L’exposition Séoul, vite, vite ! présentée au Tripostal, gravite autour de l’intensité artistique des plasticiens de la dense métropole, des quartiers de Gangnam à celui de Samcheong-dong, représentatifs de l’énergie nouvelle qui habite les Coréens. On entre notamment par une salle aux airs de brocante où se côtoient une foule d’objets aux tons criardes, ordonnés par taille ou soigneusement alignés. Au mur, des mitraillettes roses, sur des étagères, des choux en plastique. Je pense aux multiples sollicitations et stimulations, visuelles ou auditives, qui caractérisent notre quotidien. J’ai envie de fermer les yeux, ou de tout voir en même temps, c’est le mal du siècle : tout est là, à notre portée, mais nous ne savons pas par où commencer, ni comment appréhender cette source infinie d’inspiration et d’informations. Alors nous choisissons l’immobilisme, le découragement, nous préférons fermer les yeux.
Plus loin, de curieux êtres mécaniques s’animent dans la pénombre : la technologie a permis de donner vie au non-vivant, et nous restons facilement plusieurs minutes à attendre que ces grands tentacules d’acier s’articulent doucement.
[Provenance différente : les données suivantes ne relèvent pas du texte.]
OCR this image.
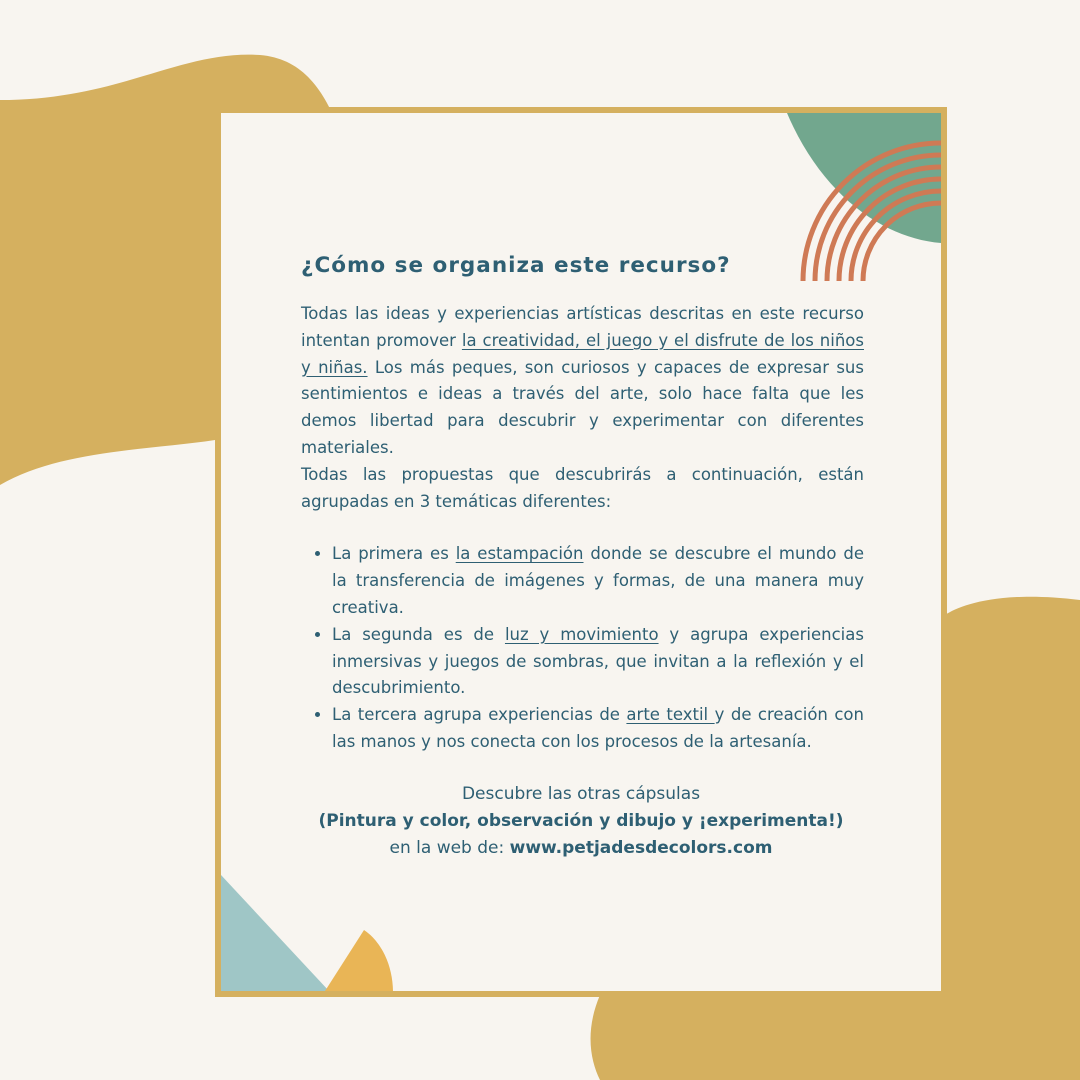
¿Cómo se organiza este recurso?

Todas las ideas y experiencias artísticas descritas en este recurso intentan promover la creatividad, el juego y el disfrute de los niños y niñas. Los más peques, son curiosos y capaces de expresar sus sentimientos e ideas a través del arte, solo hace falta que les demos libertad para descubrir y experimentar con diferentes materiales.

Todas las propuestas que descubrirás a continuación, están agrupadas en 3 temáticas diferentes:

• La primera es la estampación donde se descubre el mundo de la transferencia de imágenes y formas, de una manera muy creativa.
• La segunda es de luz y movimiento y agrupa experiencias inmersivas y juegos de sombras, que invitan a la reflexión y el descubrimiento.
• La tercera agrupa experiencias de arte textil y de creación con las manos y nos conecta con los procesos de la artesanía.
Descubre las otras cápsulas
(Pintura y color, observación y dibujo y ¡experimenta!)
en la web de: www.petjadesdecolors.com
Les nageoires argentées luisent autour des axes et des rouages lubrifiées. Il n’y a aucun bruit, sinon celui des petits moteurs de chaque machine, comme autant de cœurs futuristes.
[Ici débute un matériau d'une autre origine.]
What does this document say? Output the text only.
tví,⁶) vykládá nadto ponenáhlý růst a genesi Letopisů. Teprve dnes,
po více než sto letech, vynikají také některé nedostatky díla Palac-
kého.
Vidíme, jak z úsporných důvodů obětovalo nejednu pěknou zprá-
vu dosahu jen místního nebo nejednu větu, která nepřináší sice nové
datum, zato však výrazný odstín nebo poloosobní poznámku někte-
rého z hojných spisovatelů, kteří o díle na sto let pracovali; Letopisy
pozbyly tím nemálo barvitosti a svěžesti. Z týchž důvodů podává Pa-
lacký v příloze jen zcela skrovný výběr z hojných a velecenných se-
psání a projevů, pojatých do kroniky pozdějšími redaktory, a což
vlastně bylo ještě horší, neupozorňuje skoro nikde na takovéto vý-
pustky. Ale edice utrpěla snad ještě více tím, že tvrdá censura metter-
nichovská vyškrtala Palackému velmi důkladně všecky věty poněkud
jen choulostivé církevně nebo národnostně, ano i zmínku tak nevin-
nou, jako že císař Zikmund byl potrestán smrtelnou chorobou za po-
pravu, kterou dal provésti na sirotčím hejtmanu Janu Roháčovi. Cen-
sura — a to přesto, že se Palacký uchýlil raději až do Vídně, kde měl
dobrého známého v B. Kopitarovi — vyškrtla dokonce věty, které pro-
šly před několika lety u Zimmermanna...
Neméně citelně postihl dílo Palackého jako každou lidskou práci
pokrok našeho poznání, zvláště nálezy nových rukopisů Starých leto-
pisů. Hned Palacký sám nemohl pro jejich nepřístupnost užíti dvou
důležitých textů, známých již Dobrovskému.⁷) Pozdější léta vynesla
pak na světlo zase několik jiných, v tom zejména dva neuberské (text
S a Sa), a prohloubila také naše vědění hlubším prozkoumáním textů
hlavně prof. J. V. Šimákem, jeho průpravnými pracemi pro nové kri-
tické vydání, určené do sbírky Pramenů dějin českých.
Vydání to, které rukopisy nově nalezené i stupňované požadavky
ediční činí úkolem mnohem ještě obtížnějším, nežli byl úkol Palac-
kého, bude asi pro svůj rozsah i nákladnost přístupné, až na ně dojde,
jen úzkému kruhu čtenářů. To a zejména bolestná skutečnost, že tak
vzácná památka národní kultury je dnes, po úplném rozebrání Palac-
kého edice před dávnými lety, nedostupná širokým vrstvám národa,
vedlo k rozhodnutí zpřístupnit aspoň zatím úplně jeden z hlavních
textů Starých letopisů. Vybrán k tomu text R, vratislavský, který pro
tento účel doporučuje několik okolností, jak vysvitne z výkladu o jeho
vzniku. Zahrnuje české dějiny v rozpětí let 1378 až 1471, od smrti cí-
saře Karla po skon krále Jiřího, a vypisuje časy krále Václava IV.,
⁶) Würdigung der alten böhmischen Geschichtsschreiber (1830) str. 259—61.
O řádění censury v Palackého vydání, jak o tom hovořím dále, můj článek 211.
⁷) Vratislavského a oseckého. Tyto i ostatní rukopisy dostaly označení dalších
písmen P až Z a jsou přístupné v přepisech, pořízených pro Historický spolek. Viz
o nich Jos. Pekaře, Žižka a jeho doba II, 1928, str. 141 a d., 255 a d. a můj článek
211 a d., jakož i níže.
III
En haut, un coin DVD-bang permet de tester cette pratique répandue à Séoul. Comme des voyeurs tolérés, nous nous installons dans les grands canapés en face d’un écran. Et nous tirons un rideau à défaut de fermer la porte de la pièce (bang en coréen). Des vies défilent, des gens, des mouvements, et je m’accroche à celui d’un ballon rouge pris au piège dans les herbes au bord du fleuve Han. Je ne peux m’empêcher de penser au Ballon rouge d’Albert Lamorisse.
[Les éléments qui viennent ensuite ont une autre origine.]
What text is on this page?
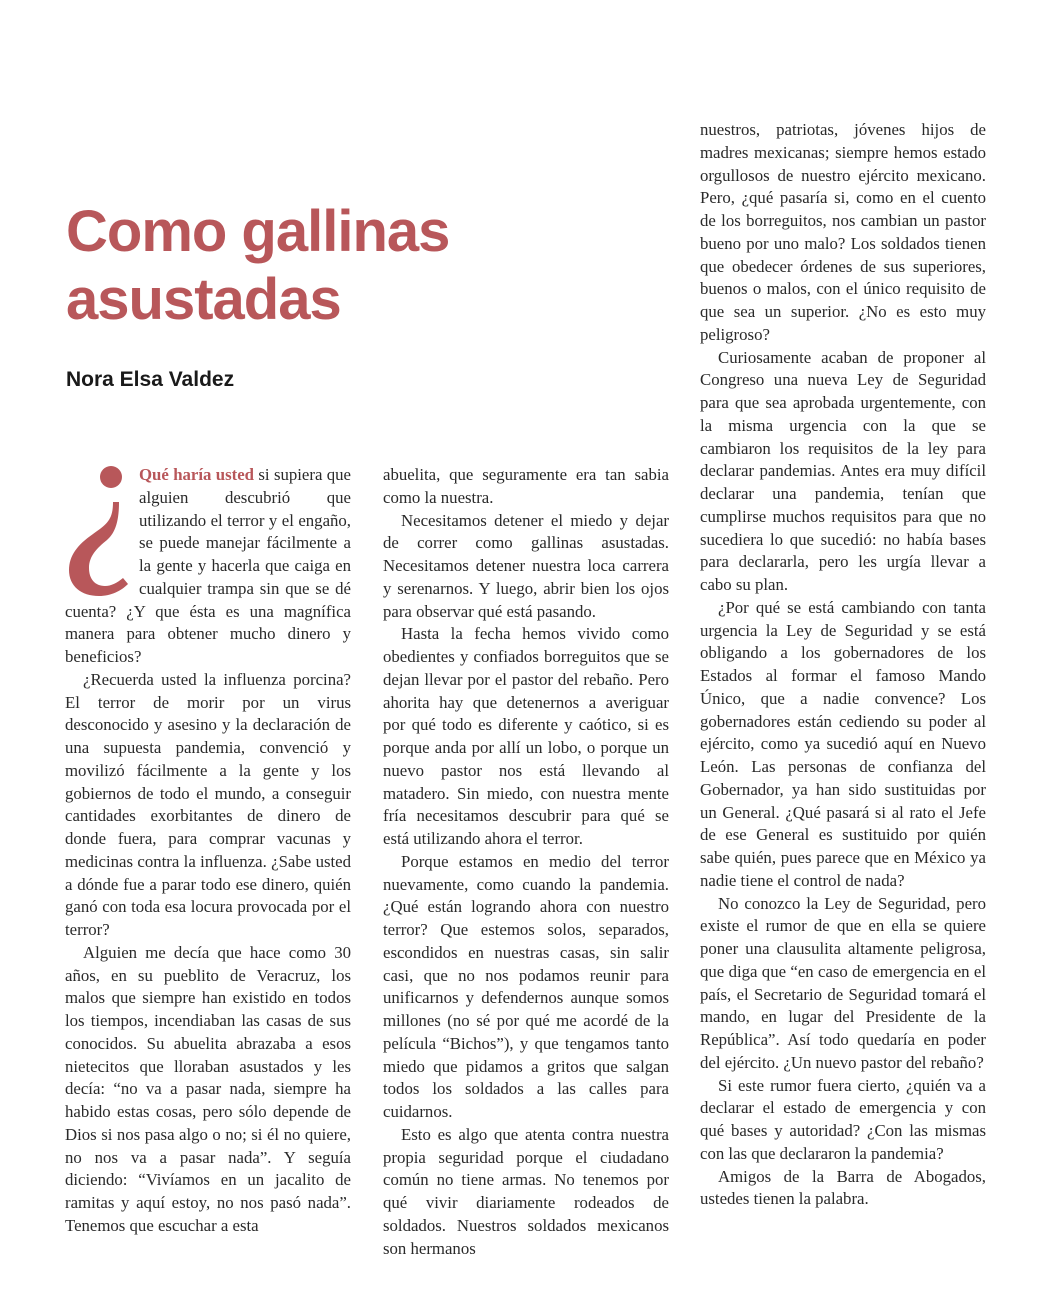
Como gallinas
asustadas
Nora Elsa Valdez

Qué haría usted si supiera que alguien descubrió que utilizando el terror y el engaño, se puede manejar fácilmente a la gente y hacerla que caiga en cualquier trampa sin que se dé cuenta? ¿Y que ésta es una magnífica manera para obtener mucho dinero y beneficios?

¿Recuerda usted la influenza porcina? El terror de morir por un virus desconocido y asesino y la declaración de una supuesta pandemia, convenció y movilizó fácilmente a la gente y los gobiernos de todo el mundo, a conseguir cantidades exorbitantes de dinero de donde fuera, para comprar vacunas y medicinas contra la influenza. ¿Sabe usted a dónde fue a parar todo ese dinero, quién ganó con toda esa locura provocada por el terror?

Alguien me decía que hace como 30 años, en su pueblito de Veracruz, los malos que siempre han existido en todos los tiempos, incendiaban las casas de sus conocidos. Su abuelita abrazaba a esos nietecitos que lloraban asustados y les decía: “no va a pasar nada, siempre ha habido estas cosas, pero sólo depende de Dios si nos pasa algo o no; si él no quiere, no nos va a pasar nada”. Y seguía diciendo: “Vivíamos en un jacalito de ramitas y aquí estoy, no nos pasó nada”. Tenemos que escuchar a esta

abuelita, que seguramente era tan sabia como la nuestra.

Necesitamos detener el miedo y dejar de correr como gallinas asustadas. Necesitamos detener nuestra loca carrera y serenarnos. Y luego, abrir bien los ojos para observar qué está pasando.

Hasta la fecha hemos vivido como obedientes y confiados borreguitos que se dejan llevar por el pastor del rebaño. Pero ahorita hay que detenernos a averiguar por qué todo es diferente y caótico, si es porque anda por allí un lobo, o porque un nuevo pastor nos está llevando al matadero. Sin miedo, con nuestra mente fría necesitamos descubrir para qué se está utilizando ahora el terror.

Porque estamos en medio del terror nuevamente, como cuando la pandemia. ¿Qué están logrando ahora con nuestro terror? Que estemos solos, separados, escondidos en nuestras casas, sin salir casi, que no nos podamos reunir para unificarnos y defendernos aunque somos millones (no sé por qué me acordé de la película “Bichos”), y que tengamos tanto miedo que pidamos a gritos que salgan todos los soldados a las calles para cuidarnos.

Esto es algo que atenta contra nuestra propia seguridad porque el ciudadano común no tiene armas. No tenemos por qué vivir diariamente rodeados de soldados. Nuestros soldados mexicanos son hermanos

nuestros, patriotas, jóvenes hijos de madres mexicanas; siempre hemos estado orgullosos de nuestro ejército mexicano. Pero, ¿qué pasaría si, como en el cuento de los borreguitos, nos cambian un pastor bueno por uno malo? Los soldados tienen que obedecer órdenes de sus superiores, buenos o malos, con el único requisito de que sea un superior. ¿No es esto muy peligroso?

Curiosamente acaban de proponer al Congreso una nueva Ley de Seguridad para que sea aprobada urgentemente, con la misma urgencia con la que se cambiaron los requisitos de la ley para declarar pandemias. Antes era muy difícil declarar una pandemia, tenían que cumplirse muchos requisitos para que no sucediera lo que sucedió: no había bases para declararla, pero les urgía llevar a cabo su plan.

¿Por qué se está cambiando con tanta urgencia la Ley de Seguridad y se está obligando a los gobernadores de los Estados al formar el famoso Mando Único, que a nadie convence? Los gobernadores están cediendo su poder al ejército, como ya sucedió aquí en Nuevo León. Las personas de confianza del Gobernador, ya han sido sustituidas por un General. ¿Qué pasará si al rato el Jefe de ese General es sustituido por quién sabe quién, pues parece que en México ya nadie tiene el control de nada?

No conozco la Ley de Seguridad, pero existe el rumor de que en ella se quiere poner una clausulita altamente peligrosa, que diga que “en caso de emergencia en el país, el Secretario de Seguridad tomará el mando, en lugar del Presidente de la República”. Así todo quedaría en poder del ejército. ¿Un nuevo pastor del rebaño?

Si este rumor fuera cierto, ¿quién va a declarar el estado de emergencia y con qué bases y autoridad? ¿Con las mismas con las que declararon la pandemia?

Amigos de la Barra de Abogados, ustedes tienen la palabra.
L’installation de miroirs de l’artiste Lee Bul sur toute la surface d’une salle et en petit labyrinthe nous fascine et nous inquiète. Notre reflet est partout, nous apparaissons sous tous les angles, impossible de se cacher. L’anxiété de paraître en conflit avec celle d’être ? L’omniprésence de l’image ? Notre image qui nous échappe et ne nous appartient plus ?
La Corée du Sud cherche à se distinguer de la Chine en intégrant une dimension écologique à ces grands changements et Jungki Beak rend subtilement compte de cette préoccupation : il propose une série de photographies imprimées sur du papier de tournesol, utilisé par les biologistes pour révéler l’acidité d’un liquide. Son encre ? L’eau du fleuve Han. Une belle façon de dénoncer l’impact de l’homme et de ses activités sur son environnement.